Peer Ed spreads awareness, education


Anthony Balais (10), Sierra Walden (12), and Dillon Sunday (11) present the three Bs: be safe, be respectful, and be responsible to the Hickam Elementary student body.

Alexa Conrad, Reporter

Visitors walking into or by the Peer Education classroom may see, on any given day, a beauty pageant queen or an escorted group of female inmates speaking to a captive audience. On more than one occasion, though, emotions will well up, and there isn’t a dry eye to be found in the room.

Peer Education teacher Troy Freitas works with students to address sensitive subjects in a way that allows them to connect, and feel comfortable with sharing about life issues.

“I believe the program is very relevant to high school students,” Freitas said.

Freitas said that the class gives its 92 students a place where they can be themselves, be accepted, talk about real personal life issues, and learn about various topics such as love, sex, drugs, suicide, depression, success, communication, criticism, and much more.
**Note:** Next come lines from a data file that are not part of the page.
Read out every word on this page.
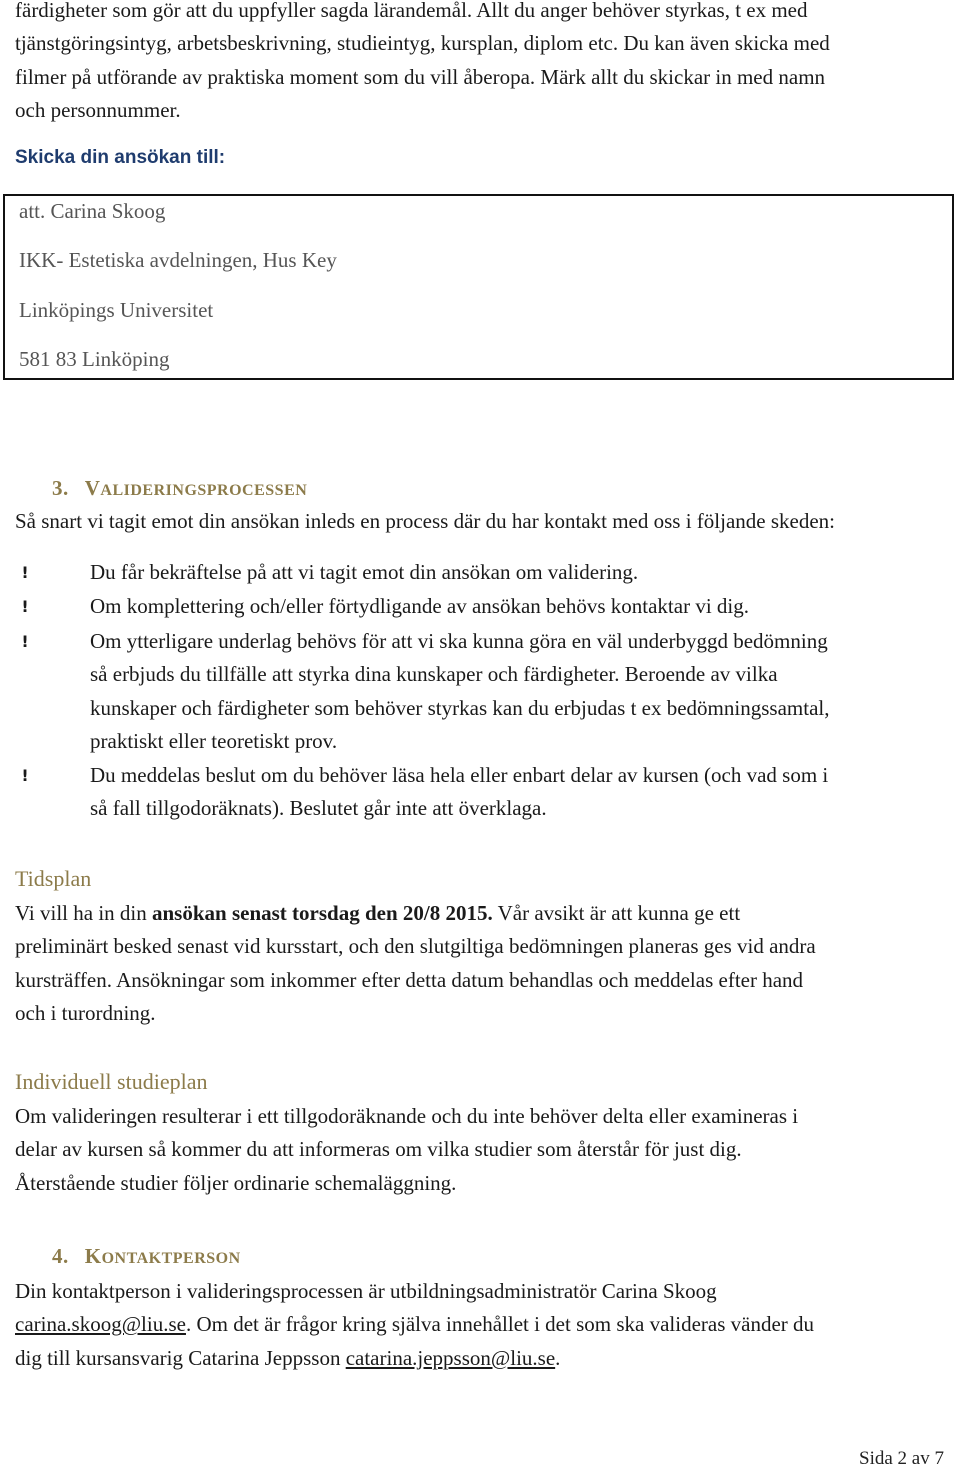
färdigheter som gör att du uppfyller sagda lärandemål. Allt du anger behöver styrkas, t ex med
tjänstgöringsintyg, arbetsbeskrivning, studieintyg, kursplan, diplom etc. Du kan även skicka med
filmer på utförande av praktiska moment som du vill åberopa. Märk allt du skickar in med namn
och personnummer.
Skicka din ansökan till:

att. Carina Skoog

IKK- Estetiska avdelningen, Hus Key

Linköpings Universitet

581 83 Linköping

3. VALIDERINGSPROCESSEN
Så snart vi tagit emot din ansökan inleds en process där du har kontakt med oss i följande skeden:
!	Du får bekräftelse på att vi tagit emot din ansökan om validering.

!	Om komplettering och/eller förtydligande av ansökan behövs kontaktar vi dig.

!	Om ytterligare underlag behövs för att vi ska kunna göra en väl underbyggd bedömning
så erbjuds du tillfälle att styrka dina kunskaper och färdigheter. Beroende av vilka
kunskaper och färdigheter som behöver styrkas kan du erbjudas t ex bedömningssamtal,
praktiskt eller teoretiskt prov.
!	Du meddelas beslut om du behöver läsa hela eller enbart delar av kursen (och vad som i
så fall tillgodoräknats). Beslutet går inte att överklaga.
Tidsplan
Vi vill ha in din ansökan senast torsdag den 20/8 2015. Vår avsikt är att kunna ge ett
preliminärt besked senast vid kursstart, och den slutgiltiga bedömningen planeras ges vid andra
kursträffen. Ansökningar som inkommer efter detta datum behandlas och meddelas efter hand
och i turordning.
Individuell studieplan
Om valideringen resulterar i ett tillgodoräknande och du inte behöver delta eller examineras i
delar av kursen så kommer du att informeras om vilka studier som återstår för just dig.
Återstående studier följer ordinarie schemaläggning.
4. KONTAKTPERSON
Din kontaktperson i valideringsprocessen är utbildningsadministratör Carina Skoog
carina.skoog@liu.se. Om det är frågor kring själva innehållet i det som ska valideras vänder du
dig till kursansvarig Catarina Jeppsson catarina.jeppsson@liu.se.
Sida 2 av 7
Guest speakers are regularly scheduled into the curriculum.

“We have speakers visit that talk about prison life, choices, goal setting, drinking and driving, texting and driving, birth control and sex, acting, and other [topics],” Freitas said.

First year student Tyrah Infante (12) said that Carlo Raneses from Heald College recently visited the class to speak to the students on the topic of ‘What’s our purpose?’ “I think that was the best guest speaker we had so far,” she said.
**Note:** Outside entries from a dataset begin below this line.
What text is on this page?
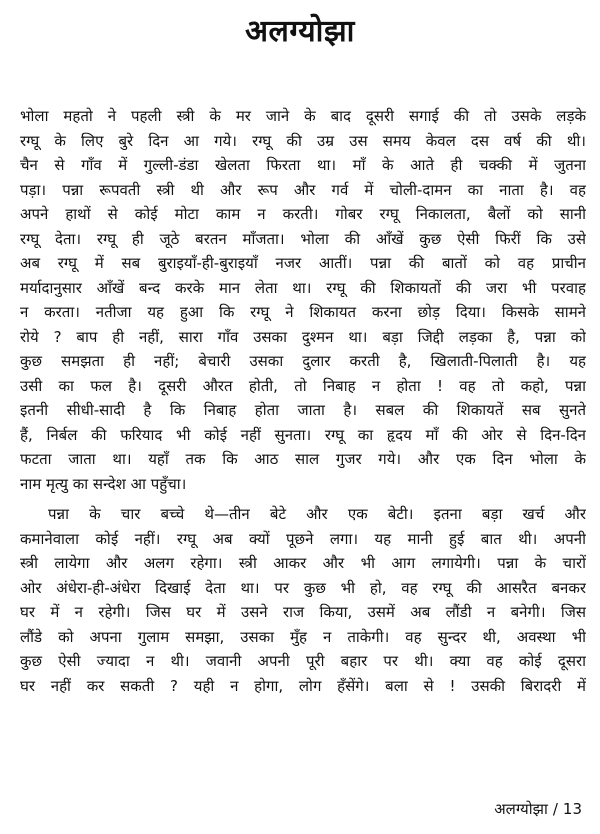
अलग्योझा

भोला महतो ने पहली स्त्री के मर जाने के बाद दूसरी सगाई की तो उसके लड़के
रग्घू के लिए बुरे दिन आ गये। रग्घू की उम्र उस समय केवल दस वर्ष की थी।
चैन से गाँव में गुल्ली-डंडा खेलता फिरता था। माँ के आते ही चक्की में जुतना
पड़ा। पन्ना रूपवती स्त्री थी और रूप और गर्व में चोली-दामन का नाता है। वह
अपने हाथों से कोई मोटा काम न करती। गोबर रग्घू निकालता, बैलों को सानी
रग्घू देता। रग्घू ही जूठे बरतन माँजता। भोला की आँखें कुछ ऐसी फिरीं कि उसे
अब रग्घू में सब बुराइयाँ-ही-बुराइयाँ नजर आतीं। पन्ना की बातों को वह प्राचीन
मर्यादानुसार आँखें बन्द करके मान लेता था। रग्घू की शिकायतों की जरा भी परवाह
न करता। नतीजा यह हुआ कि रग्घू ने शिकायत करना छोड़ दिया। किसके सामने
रोये ? बाप ही नहीं, सारा गाँव उसका दुश्मन था। बड़ा जिद्दी लड़का है, पन्ना को
कुछ समझता ही नहीं; बेचारी उसका दुलार करती है, खिलाती-पिलाती है। यह
उसी का फल है। दूसरी औरत होती, तो निबाह न होता ! वह तो कहो, पन्ना
इतनी सीधी-सादी है कि निबाह होता जाता है। सबल की शिकायतें सब सुनते
हैं, निर्बल की फरियाद भी कोई नहीं सुनता। रग्घू का हृदय माँ की ओर से दिन-दिन
फटता जाता था। यहाँ तक कि आठ साल गुजर गये। और एक दिन भोला के
नाम मृत्यु का सन्देश आ पहुँचा।

पन्ना के चार बच्चे थे—तीन बेटे और एक बेटी। इतना बड़ा खर्च और
कमानेवाला कोई नहीं। रग्घू अब क्यों पूछने लगा। यह मानी हुई बात थी। अपनी
स्त्री लायेगा और अलग रहेगा। स्त्री आकर और भी आग लगायेगी। पन्ना के चारों
ओर अंधेरा-ही-अंधेरा दिखाई देता था। पर कुछ भी हो, वह रग्घू की आसरैत बनकर
घर में न रहेगी। जिस घर में उसने राज किया, उसमें अब लौंडी न बनेगी। जिस
लौंडे को अपना गुलाम समझा, उसका मुँह न ताकेगी। वह सुन्दर थी, अवस्था भी
कुछ ऐसी ज्यादा न थी। जवानी अपनी पूरी बहार पर थी। क्या वह कोई दूसरा
घर नहीं कर सकती ? यही न होगा, लोग हँसेंगे। बला से ! उसकी बिरादरी में

अलग्योझा / 13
Guest speakers from Domestic Violence Action Center’s Teen Alert Program worked with the class on an important message. Teen Alert works to prevent domestic violence in Hawaii, and provides a hotline, counseling, resources, and legal advocacy for abuse victims.
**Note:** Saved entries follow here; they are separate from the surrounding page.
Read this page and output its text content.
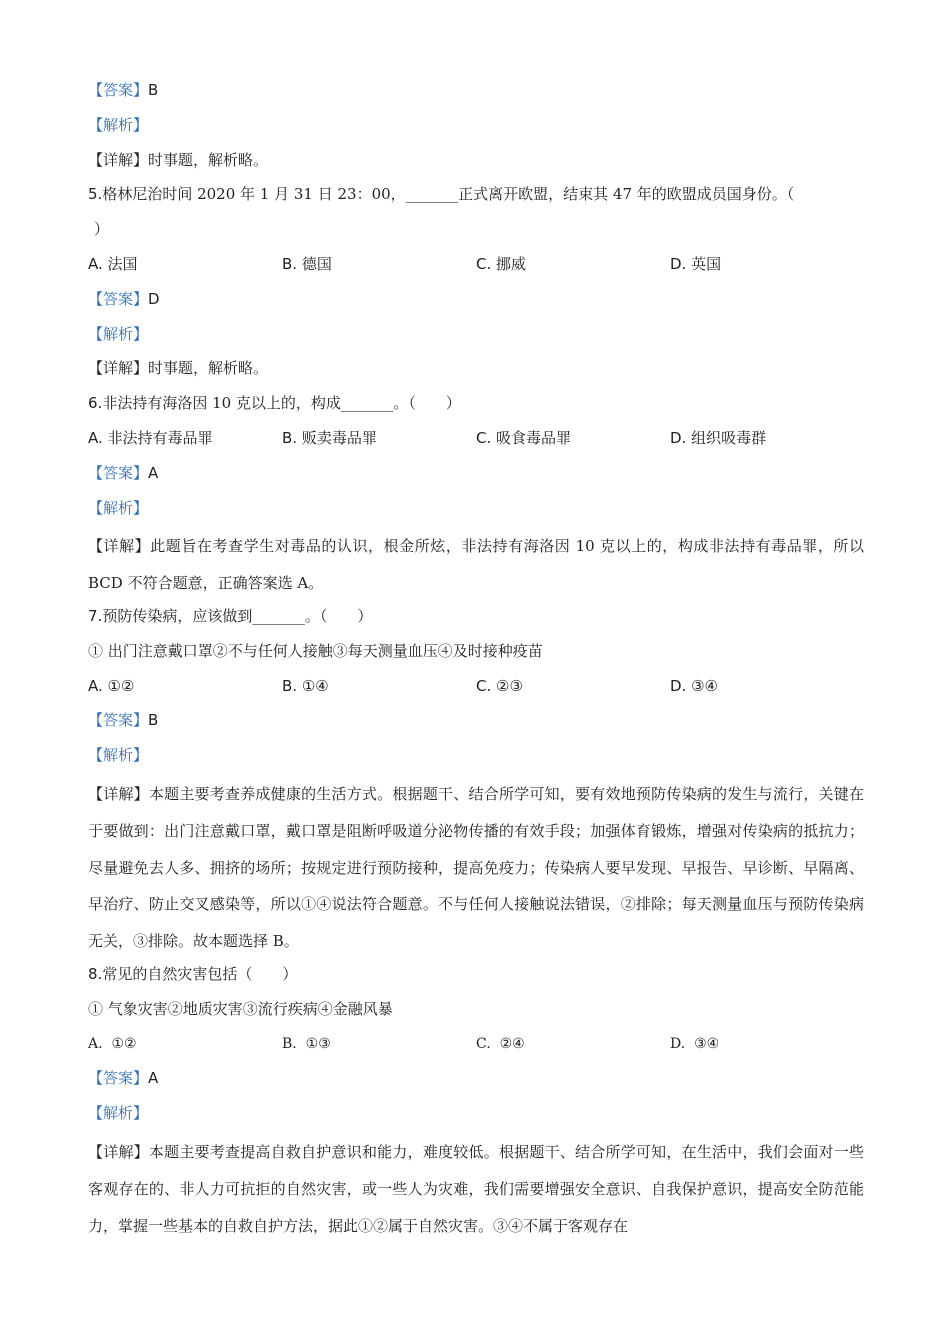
【答案】B
【解析】
【详解】时事题，解析略。
5.格林尼治时间 2020 年 1 月 31 日 23：00，_______正式离开欧盟，结束其 47 年的欧盟成员国身份。（
）
A. 法国	B. 德国	C. 挪威	D. 英国
【答案】D
【解析】
【详解】时事题，解析略。
6.非法持有海洛因 10 克以上的，构成_______。（　　）
A. 非法持有毒品罪	B. 贩卖毒品罪	C. 吸食毒品罪	D. 组织吸毒群
【答案】A
【解析】
【详解】此题旨在考查学生对毒品的认识，根金所炫，非法持有海洛因 10 克以上的，构成非法持有毒品罪，所以 BCD 不符合题意，正确答案选 A。
7.预防传染病，应该做到_______。（　　）
① 出门注意戴口罩②不与任何人接触③每天测量血压④及时接种疫苗
A. ①②	B. ①④	C. ②③	D. ③④
【答案】B
【解析】
【详解】本题主要考查养成健康的生活方式。根据题干、结合所学可知，要有效地预防传染病的发生与流行，关键在于要做到：出门注意戴口罩，戴口罩是阻断呼吸道分泌物传播的有效手段；加强体育锻炼，增强对传染病的抵抗力；尽量避免去人多、拥挤的场所；按规定进行预防接种，提高免疫力；传染病人要早发现、早报告、早诊断、早隔离、早治疗、防止交叉感染等，所以①④说法符合题意。不与任何人接触说法错误，②排除；每天测量血压与预防传染病无关，③排除。故本题选择 B。
8.常见的自然灾害包括（　　）
① 气象灾害②地质灾害③流行疾病④金融风暴
A. ①②	B. ①③	C. ②④	D. ③④
【答案】A
【解析】
【详解】本题主要考查提高自救自护意识和能力，难度较低。根据题干、结合所学可知，在生活中，我们会面对一些客观存在的、非人力可抗拒的自然灾害，或一些人为灾难，我们需要增强安全意识、自我保护意识，提高安全防范能力，掌握一些基本的自救自护方法，据此①②属于自然灾害。③④不属于客观存在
Using information from guest speakers and independent research, students brainstorm topics, and form small groups. Presentations are specifically designed to make students feel comfortable and open. Groups are scheduled to speak in classes that invite them, and in this instance, their objective is to bring awareness and education to peers and teachers on Intimate Partner Violence.

While working on the project, Infante learned to build presentation skills, and about the effects of substance abuse.

In their presentations, groups share statistics about intimate partner violence, warning signs of abuse, how to help a friend, and why abuse should never be tolerated..

“The presentation of guidelines and specific information [are given to student presenters], but students are free to present in any way they feel best,” Freitas said. “They may use games, skits, power points, and visual aids.”

Presentations are also extended to other schools in the area.

“We visit two to three elementary schools a year to do presentations to the whole school about treating others the right way,” Freitas said.

On Dec. 8, Peer Education loaded two buses to speak to students at Hickam Elementary about the three Bs: be safe, be respectful, and be responsible. In addition to presenting, Peer Education students played games, performed skits, made a pledge, and created a chant.

Freitas said, “Most kids say they have become better people because of Peer Education.”

Freitas has three guiding goals for his program: promote health for you, promote health for others, and develop presentation skills.

Infante said that she enjoys the class because “Mr. Freitas makes the class really fun and comfortable to be in. You just feel welcomed.”

It isn’t surprising, then, that Peer Education’s motto encompasses something for everyone: “Striving for you and others to be their best!”